The Democrats and their allies in the abortion business couldn’t be rejoicing louder over the temporary move, which keeps restrictions on the distribution of the drug from taking effect in states across the country. Those changes would have included requiring women to see a doctor in person before receiving the pills, and banning the ability for someone to order them by mail.
The two dissenting Justices in the matter were Alito and Thomas, who rightly point out that over 16 years both Democrat and Republican presidents — “under three presidential administrations”.– “defended” the previous rules on the pills:
Thomas and Alito said they would have denied the Biden administration’s request and allowed the restrictions on the drug to take effect.
That action “would not remove mifepristone from the market,” Alito wrote in a dissent from the court’s decision. “It would simply restore the circumstances that existed (and that the government defended) from 2000 to 2016 under three presidential administrations,” Alito wrote.
Thomas did not explain his views.
But here is where we are as a nation. The unfettered access to abortion is a religious tenet of the modern Democrat Party, which voters should keep in mind when they pull the lever in 2024. It’s a stance that’s widely out of step with the majority of Americans.
As my colleague at sister site Hot Air, Karen Townsend, reminds us — in a piece earlier on Saturday — this Administration has, in Biden, “the most abortion-friendly president the United States has ever had,” noting he “wasted no time issuing a statement.”

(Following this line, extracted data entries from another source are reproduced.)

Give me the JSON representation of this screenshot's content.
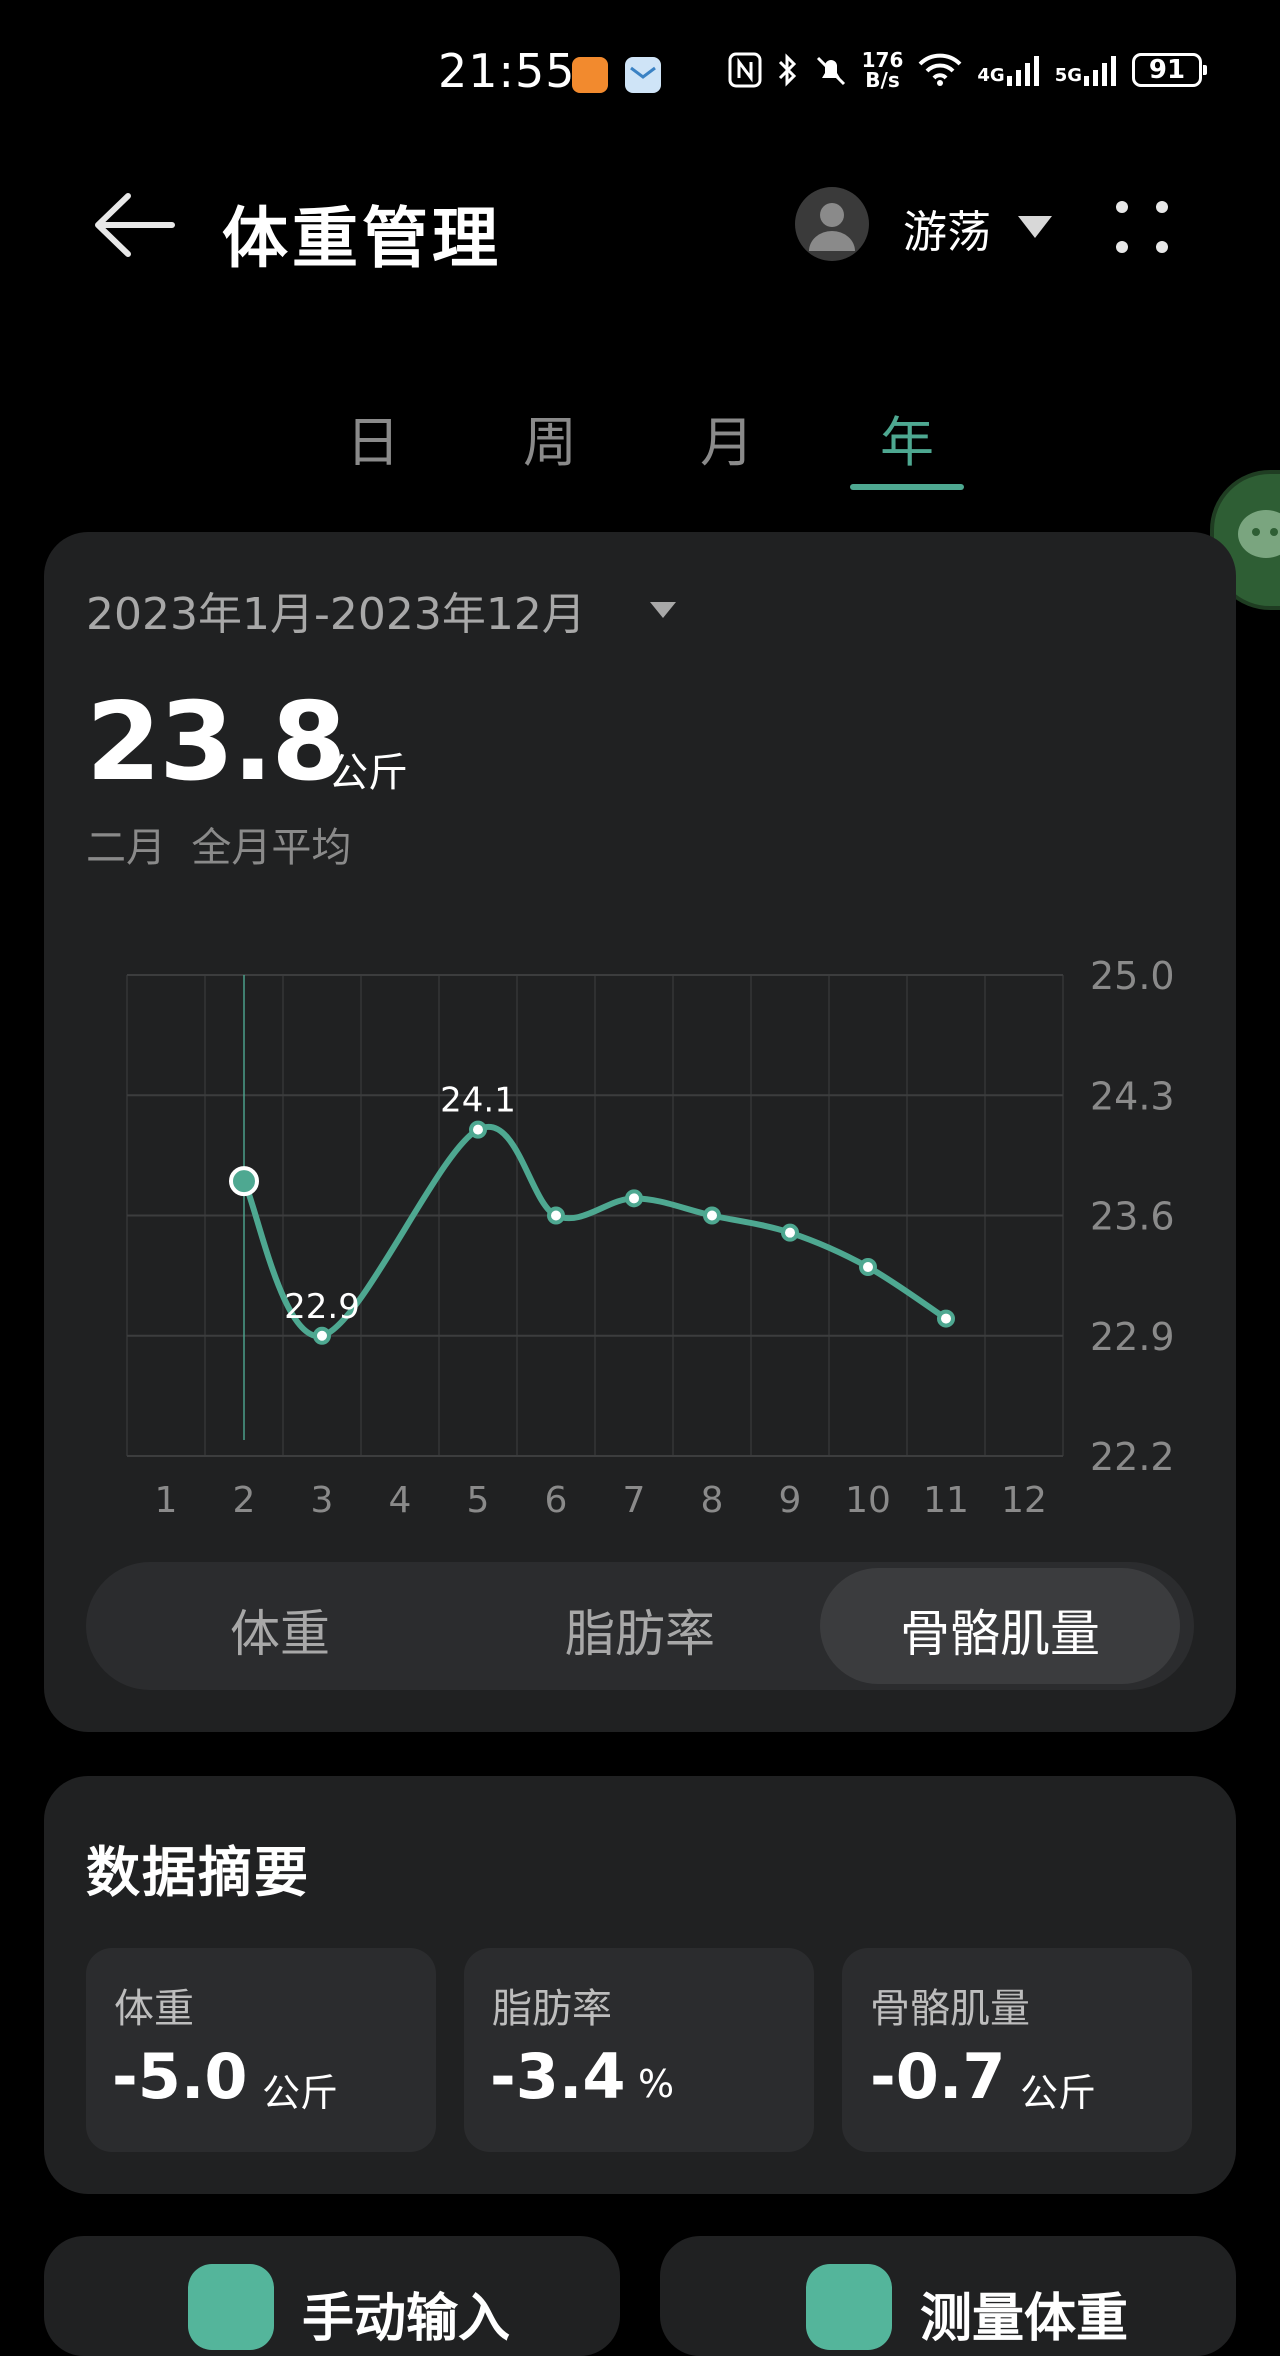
{
  "status_bar": {
    "time": "21:55",
    "net_speed_value": "176",
    "net_speed_unit": "B/s",
    "net_4g": "4G",
    "net_5g": "5G",
    "battery": "91"
  },
  "header": {
    "title": "体重管理",
    "user_name": "游荡"
  },
  "period_tabs": [
    {
      "label": "日",
      "active": false
    },
    {
      "label": "周",
      "active": false
    },
    {
      "label": "月",
      "active": false
    },
    {
      "label": "年",
      "active": true
    }
  ],
  "summary_header": {
    "date_range": "2023年1月-2023年12月",
    "value": "23.8",
    "unit": "公斤",
    "sub_label": "二月  全月平均"
  },
  "chart_data": {
    "type": "line",
    "x": [
      1,
      2,
      3,
      4,
      5,
      6,
      7,
      8,
      9,
      10,
      11,
      12
    ],
    "x_tick_labels": [
      "1",
      "2",
      "3",
      "4",
      "5",
      "6",
      "7",
      "8",
      "9",
      "10",
      "11",
      "12"
    ],
    "series": [
      {
        "values": [
          null,
          23.8,
          22.9,
          null,
          24.1,
          23.6,
          23.7,
          23.6,
          23.5,
          23.3,
          23.0,
          null
        ]
      }
    ],
    "y_tick_labels": [
      "25.0",
      "24.3",
      "23.6",
      "22.9",
      "22.2"
    ],
    "ylim": [
      22.2,
      25.0
    ],
    "annotations": [
      {
        "x": 5,
        "label": "24.1"
      },
      {
        "x": 3,
        "label": "22.9"
      }
    ],
    "selected_x": 2,
    "grid": true,
    "line_color": "#4ea891"
  },
  "metric_switch": [
    {
      "label": "体重",
      "active": false
    },
    {
      "label": "脂肪率",
      "active": false
    },
    {
      "label": "骨骼肌量",
      "active": true
    }
  ],
  "data_summary": {
    "title": "数据摘要",
    "tiles": [
      {
        "label": "体重",
        "value": "-5.0",
        "unit": "公斤"
      },
      {
        "label": "脂肪率",
        "value": "-3.4",
        "unit": "%"
      },
      {
        "label": "骨骼肌量",
        "value": "-0.7",
        "unit": "公斤"
      }
    ]
  },
  "bottom_actions": [
    {
      "label": "手动输入"
    },
    {
      "label": "测量体重"
    }
  ],
  "colors": {
    "accent": "#4ea891",
    "card": "#202122",
    "background": "#000000"
  }
}
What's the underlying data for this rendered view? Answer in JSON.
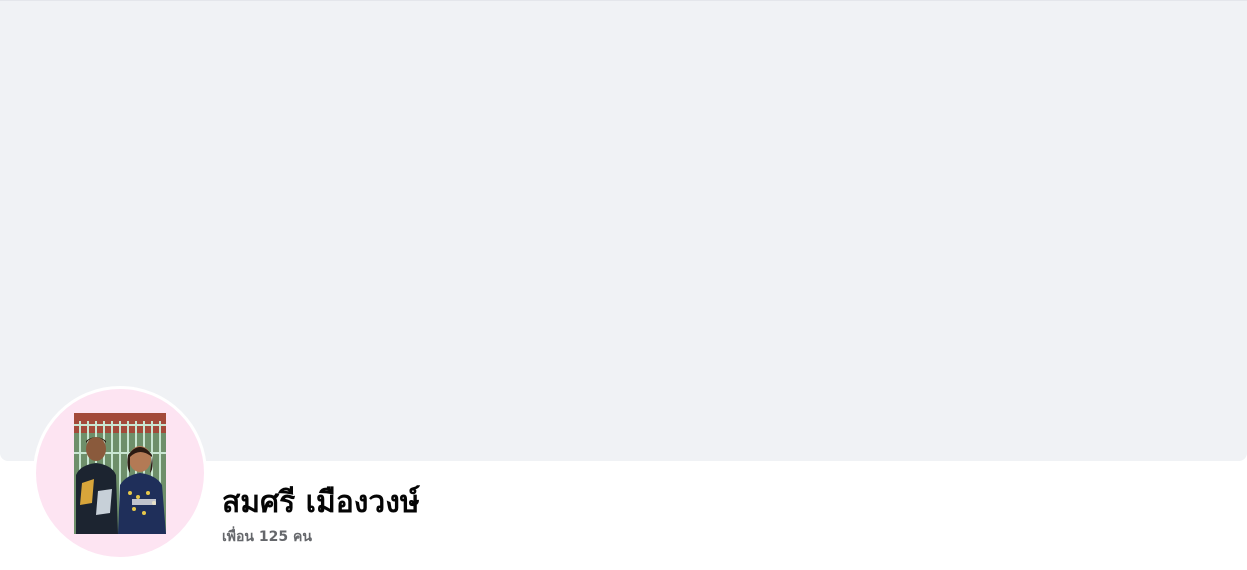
{
  "profile": {
    "name": "สมศรี เมืองวงษ์",
    "friends_text": "เพื่อน 125 คน",
    "cover_color": "#f0f2f5",
    "avatar_bg_color": "#fde4f2"
  }
}
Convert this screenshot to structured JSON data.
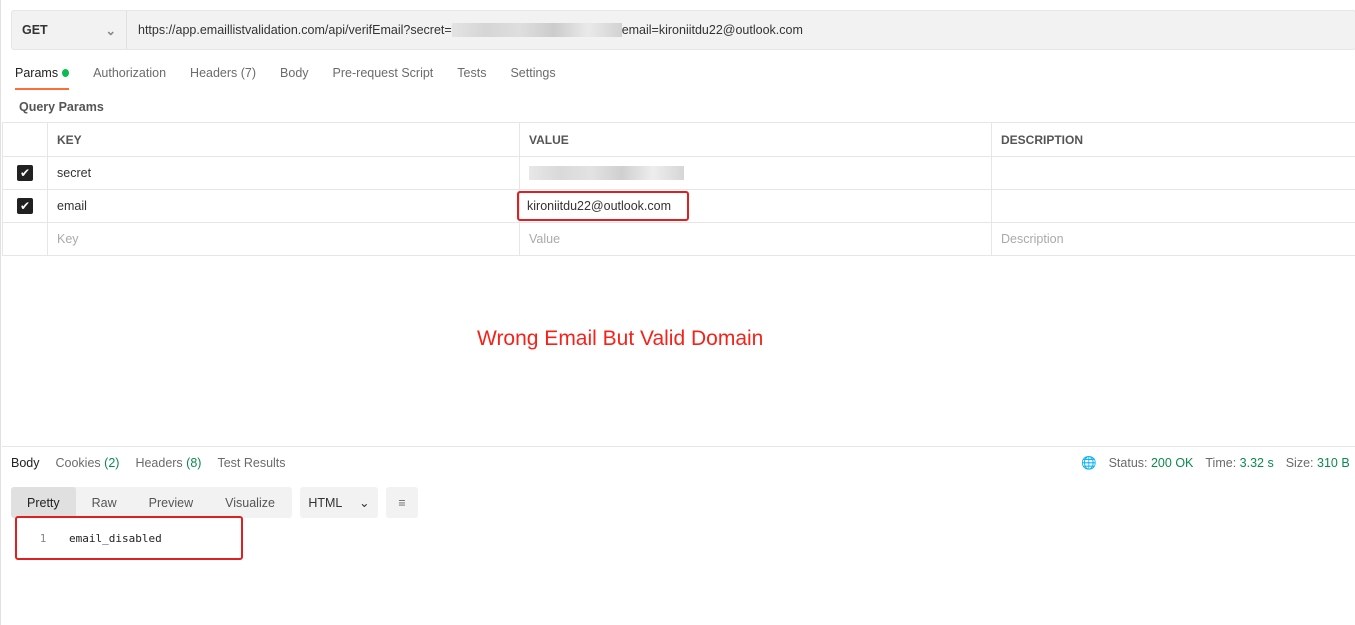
{
  "request": {
    "method": "GET",
    "url_prefix": "https://app.emaillistvalidation.com/api/verifEmail?secret=",
    "url_suffix": "email=kironiitdu22@outlook.com"
  },
  "tabs": [
    {
      "label": "Params"
    },
    {
      "label": "Authorization"
    },
    {
      "label": "Headers (7)"
    },
    {
      "label": "Body"
    },
    {
      "label": "Pre-request Script"
    },
    {
      "label": "Tests"
    },
    {
      "label": "Settings"
    }
  ],
  "query_params_label": "Query Params",
  "table": {
    "headers": [
      "KEY",
      "VALUE",
      "DESCRIPTION"
    ],
    "rows": [
      {
        "checked": true,
        "key": "secret",
        "value": "",
        "description": ""
      },
      {
        "checked": true,
        "key": "email",
        "value": "kironiitdu22@outlook.com",
        "description": ""
      }
    ],
    "placeholders": {
      "key": "Key",
      "value": "Value",
      "description": "Description"
    }
  },
  "annotation": "Wrong Email But Valid Domain",
  "response": {
    "tabs": [
      {
        "label": "Body"
      },
      {
        "label": "Cookies",
        "count": "(2)"
      },
      {
        "label": "Headers",
        "count": "(8)"
      },
      {
        "label": "Test Results"
      }
    ],
    "status_label": "Status:",
    "status": "200 OK",
    "time_label": "Time:",
    "time": "3.32 s",
    "size_label": "Size:",
    "size": "310 B",
    "views": [
      "Pretty",
      "Raw",
      "Preview",
      "Visualize"
    ],
    "format": "HTML",
    "line_number": "1",
    "body": "email_disabled"
  }
}
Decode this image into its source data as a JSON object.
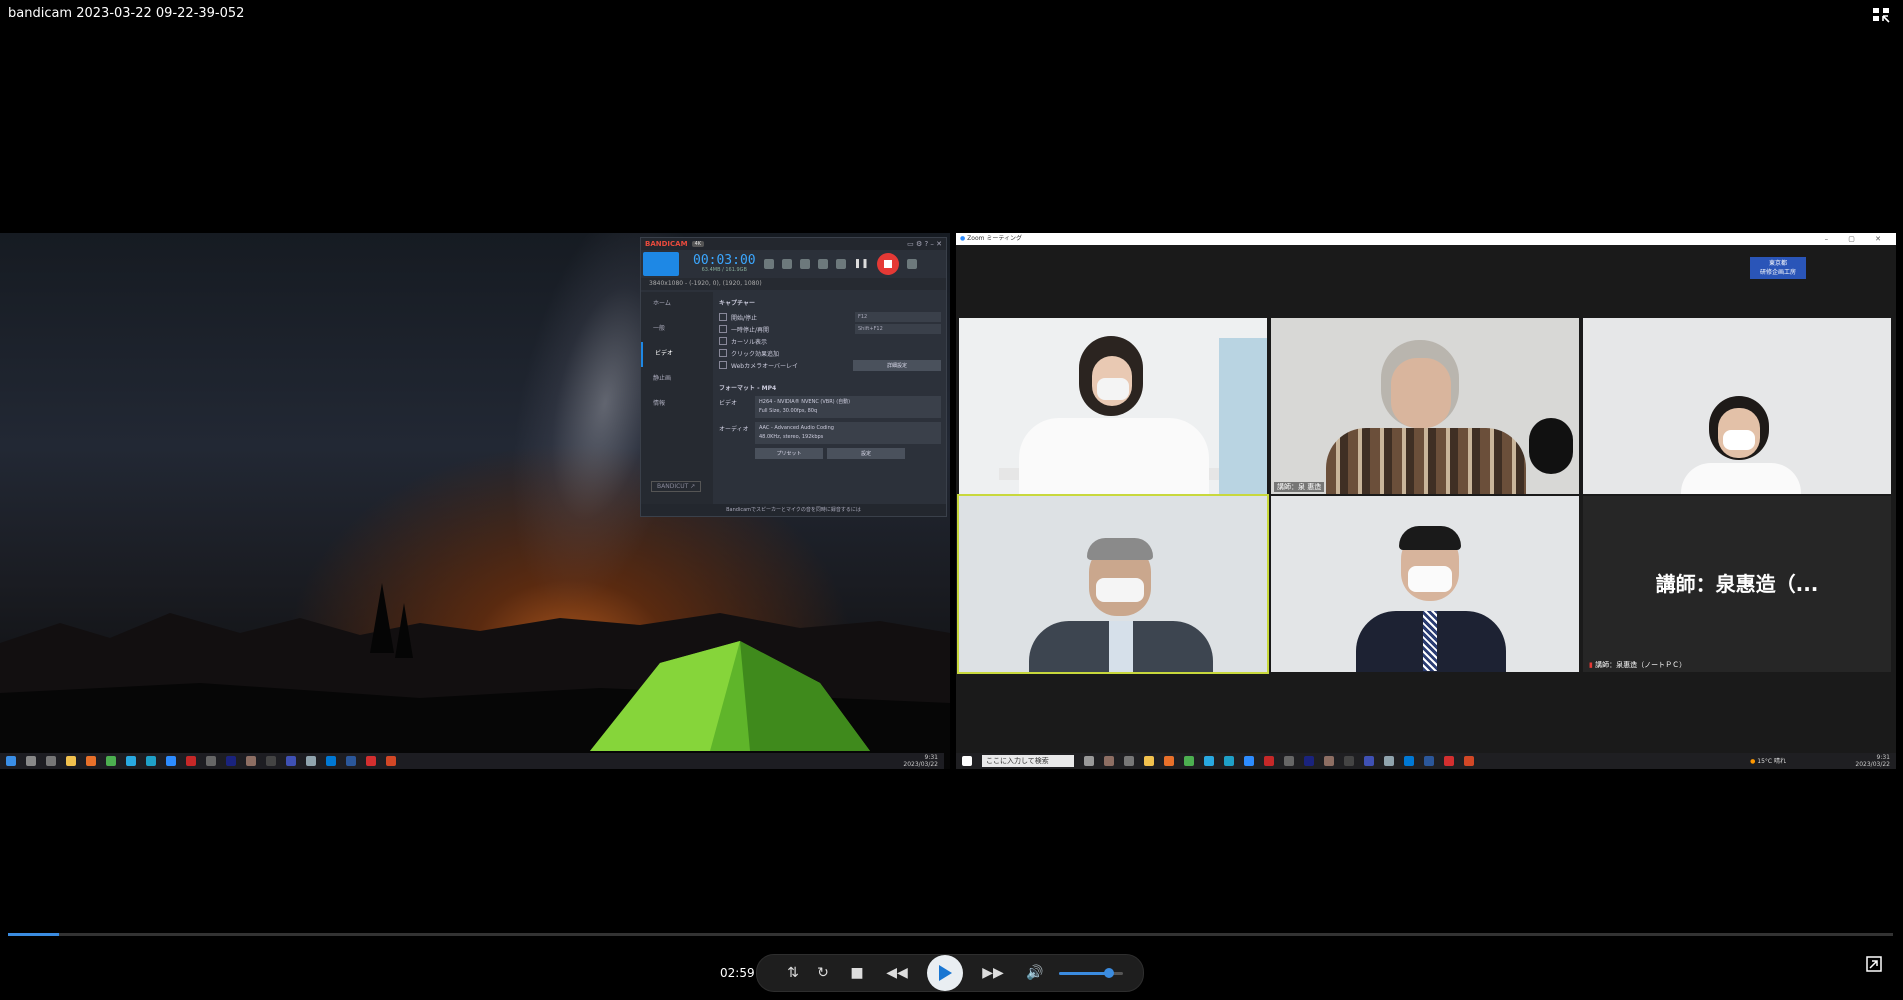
{
  "window": {
    "title": "bandicam 2023-03-22 09-22-39-052"
  },
  "player": {
    "current_time": "02:59",
    "progress_fraction": 0.027,
    "volume_fraction": 0.78
  },
  "left_taskbar": {
    "time": "9:31",
    "date": "2023/03/22"
  },
  "bandicam": {
    "logo_a": "BANDI",
    "logo_b": "CAM",
    "badge": "4K",
    "timer": "00:03:00",
    "size": "63.4MB / 161.9GB",
    "resolution": "3840x1080 - (-1920, 0), (1920, 1080)",
    "side": [
      "ホーム",
      "一般",
      "ビデオ",
      "静止画",
      "情報"
    ],
    "section_capture": "キャプチャー",
    "opts": [
      "開始/停止",
      "一時停止/再開",
      "カーソル表示",
      "クリック効果追加",
      "Webカメラオーバーレイ"
    ],
    "hotkey1": "F12",
    "hotkey2": "Shift+F12",
    "detail_button": "詳細設定",
    "section_format": "フォーマット - MP4",
    "video_label": "ビデオ",
    "video_info1": "H264 - NVIDIA® NVENC (VBR) (自動)",
    "video_info2": "Full Size, 30.00fps, 80q",
    "audio_label": "オーディオ",
    "audio_info1": "AAC - Advanced Audio Coding",
    "audio_info2": "48.0KHz, stereo, 192kbps",
    "preset_button": "プリセット",
    "settings_button": "設定",
    "bandicut": "BANDICUT ↗",
    "footer": "Bandicamでスピーカーとマイクの音を同時に録音するには"
  },
  "zoom": {
    "title": "Zoom ミーティング",
    "badge_line1": "東京都",
    "badge_line2": "研修企画工房",
    "tiles": [
      {
        "name": ""
      },
      {
        "name": "講師：泉 惠造"
      },
      {
        "name": ""
      },
      {
        "name": ""
      },
      {
        "name": ""
      },
      {
        "name": "講師：泉惠造（ノートＰＣ）",
        "big": "講師：泉惠造（..."
      }
    ],
    "search_placeholder": "ここに入力して検索",
    "weather": "15°C 晴れ",
    "clock_time": "9:31",
    "clock_date": "2023/03/22"
  }
}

Here’s what Biden, America’s great unifier, had to say about the urgent need to have zero restrictions on the abortion pills:
“As a result of the Supreme Court’s stay, mifepristone remains available and approved for safe and effective use while we continue this fight in the courts,” Biden said in a statement Friday evening. “I continue to stand by FDA’s evidence-based approval of mifepristone, and my administration will continue to defend FDA’s independent, expert authority to review, approve, and regulate a wide range of prescription drugs.”
As the president’s statement hinted, the legal fight didn’t end with what SCOTUS did Friday; they sent it back to lower courts, specifically the 5th Circuit Court of Appeals. Townsend writes that the next step should happen during oral arguments in mid-May:
Nothing changes now while we wait for the case to go back to the 5th Circuit Court of Appeals where it is scheduled for oral arguments on May 17. Then, when the appeals court rules on the merits of the case, that ruling will likely be appealed to the Supreme Court.
We’ll see where this goes from here.